Hello all. She did file on Oct 6th we were still living under the same roof at the time so when she filled the paper work out she put that address. The next day I left (2am) and the papers went unserved and she never reserved me any paper work. She is with someone else and she lied to her new dude saying I was evading the process and being served which was and is not the case. If her intentions were for me to be her back up plan I will not fall for it I am number 1 or nothing at all. She doesn't know how to be single and jumps from one relationship to the next her entire life. Since I can't talk to her I asked her new man to tell her to serve my paper work I have been waiting 3 months for. I am going to call the court house tomorrow and ask them how to finish the process. I am unsure why she lied to her new man and I could really care less. She is toxic and I just want to put all this behind me. As far as the fighting we would get into arguments with her saying I don't love her anymore cause I refused to argue with her over little stuff. She would go into silent treatments for days. She didn't know how to have a conversation with me without yelling or telling me to go die, then come back with a card or a stuffed animal saying sorry and she will learn how to talk. I gave up really in a sense I still showed her love and affection but kind of withdrew and got depressed.

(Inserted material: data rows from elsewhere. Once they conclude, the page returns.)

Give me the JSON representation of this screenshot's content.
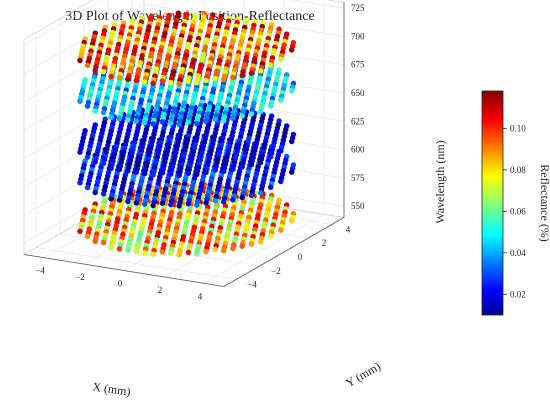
{
  "chart_data": {
    "type": "scatter",
    "projection": "3d",
    "title": "3D Plot of Wavelength-Position-Reflectance",
    "xlabel": "X (mm)",
    "ylabel": "Y (mm)",
    "zlabel": "Wavelength (nm)",
    "x_ticks": [
      "−4",
      "−2",
      "0",
      "2",
      "4"
    ],
    "y_ticks": [
      "−4",
      "−2",
      "0",
      "2",
      "4"
    ],
    "z_ticks": [
      "550",
      "575",
      "600",
      "625",
      "650",
      "675",
      "700",
      "725"
    ],
    "xlim": [
      -5,
      5
    ],
    "ylim": [
      -5,
      5
    ],
    "zlim": [
      540,
      730
    ],
    "grid": true,
    "colorbar": {
      "label": "Reflectance (%)",
      "colormap": "jet",
      "range": [
        0.01,
        0.118
      ],
      "ticks": [
        "0.02",
        "0.04",
        "0.06",
        "0.08",
        "0.10"
      ]
    },
    "layers": [
      {
        "wavelength": 555,
        "disk_radius": 4.7,
        "reflectance_min": 0.06,
        "reflectance_max": 0.11,
        "dominant_colors": [
          "#ffff66",
          "#ffb84d",
          "#ff6e3c",
          "#ff4d4d"
        ]
      },
      {
        "wavelength": 598,
        "disk_radius": 4.7,
        "reflectance_min": 0.01,
        "reflectance_max": 0.04,
        "dominant_colors": [
          "#2f5fe0",
          "#3d7cf4",
          "#3344c8"
        ]
      },
      {
        "wavelength": 625,
        "disk_radius": 4.7,
        "reflectance_min": 0.01,
        "reflectance_max": 0.03,
        "dominant_colors": [
          "#1a1a8c",
          "#2b2bb0",
          "#3d3dcc"
        ]
      },
      {
        "wavelength": 670,
        "disk_radius": 4.7,
        "reflectance_min": 0.03,
        "reflectance_max": 0.06,
        "dominant_colors": [
          "#4cc6f6",
          "#27a8ef",
          "#7fe0ff"
        ]
      },
      {
        "wavelength": 706,
        "disk_radius": 4.7,
        "reflectance_min": 0.07,
        "reflectance_max": 0.118,
        "dominant_colors": [
          "#ff3b1e",
          "#ff7a1c",
          "#ffd23c",
          "#c8e63c"
        ]
      }
    ]
  }
}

And the more I withdrew the louder she got. Then the lies came started telling all her friends and family lies about me and so on. Our last fight she called her bestfriend over who is a cop and then they both started in on me while trying to sleep so I got up packed my stuff and left and that was that. I talked to her two days later asking if she wanted to talk and work things out she said yes I came back to her house and she had me served with my temporary restraining order


----------



## Marc878 (Aug 26, 2015)

Well at least you know where you stand don't you.

Move on and never look back.


----------



## Marc878 (Aug 26, 2015)

I'm nOT sure but an RO may go on your record.

I'd check with an attorney you maybe able to file for false charges here. At least get it expunged from your record.


----------



## Satya (Jun 22, 2012)

She sounds incredibly emotionally immature.

Heal and s find an adult to have a relationship with.


----------



## ReturntoZero (Aug 31, 2015)

donewithit11 said:


> Hello all. She did file on Oct 6th we were still living under the same roof at the time so when she filled the paper work out she put that address. The next day I left (2am) and the papers went unserved and she never reserved me any paper work. She is with someone else and she lied to her new dude saying I was evading the process and being served which was and is not the case. If her intentions were for me to be her back up plan I will not fall for it I am number 1 or nothing at all. She doesn't know how to be single and jumps from one relationship to the next her entire life. Since I can't talk to her I asked her new man to tell her to serve my paper work I have been waiting 3 months for. I am going to call the court house tomorrow and ask them how to finish the process. I am unsure why she lied to her new man and I could really care less. She is toxic and I just want to put all this behind me. As far as the fighting we would get into arguments with her saying I don't love her anymore cause I refused to argue with her over little stuff. She would go into silent treatments for days. She didn't know how to have a conversation with me without yelling or telling me to go die, then come back with a card or a stuffed animal saying sorry and she will learn how to talk. I gave up really in a sense I still showed her love and affection but kind of withdrew and got depressed. And the more I withdrew the louder she got. Then the lies came started telling all her friends and family lies about me and so on. Our last fight she called her bestfriend over who is a cop and then they both started in on me while trying to sleep so I got up packed my stuff and left and that was that. I talked to her two days later asking if she wanted to talk and work things out she said yes I came back to her house and she had me served with my temporary restraining order


Hard won experience.

Never - EVER - break the silence.

It proves to the other you can't handle conflict.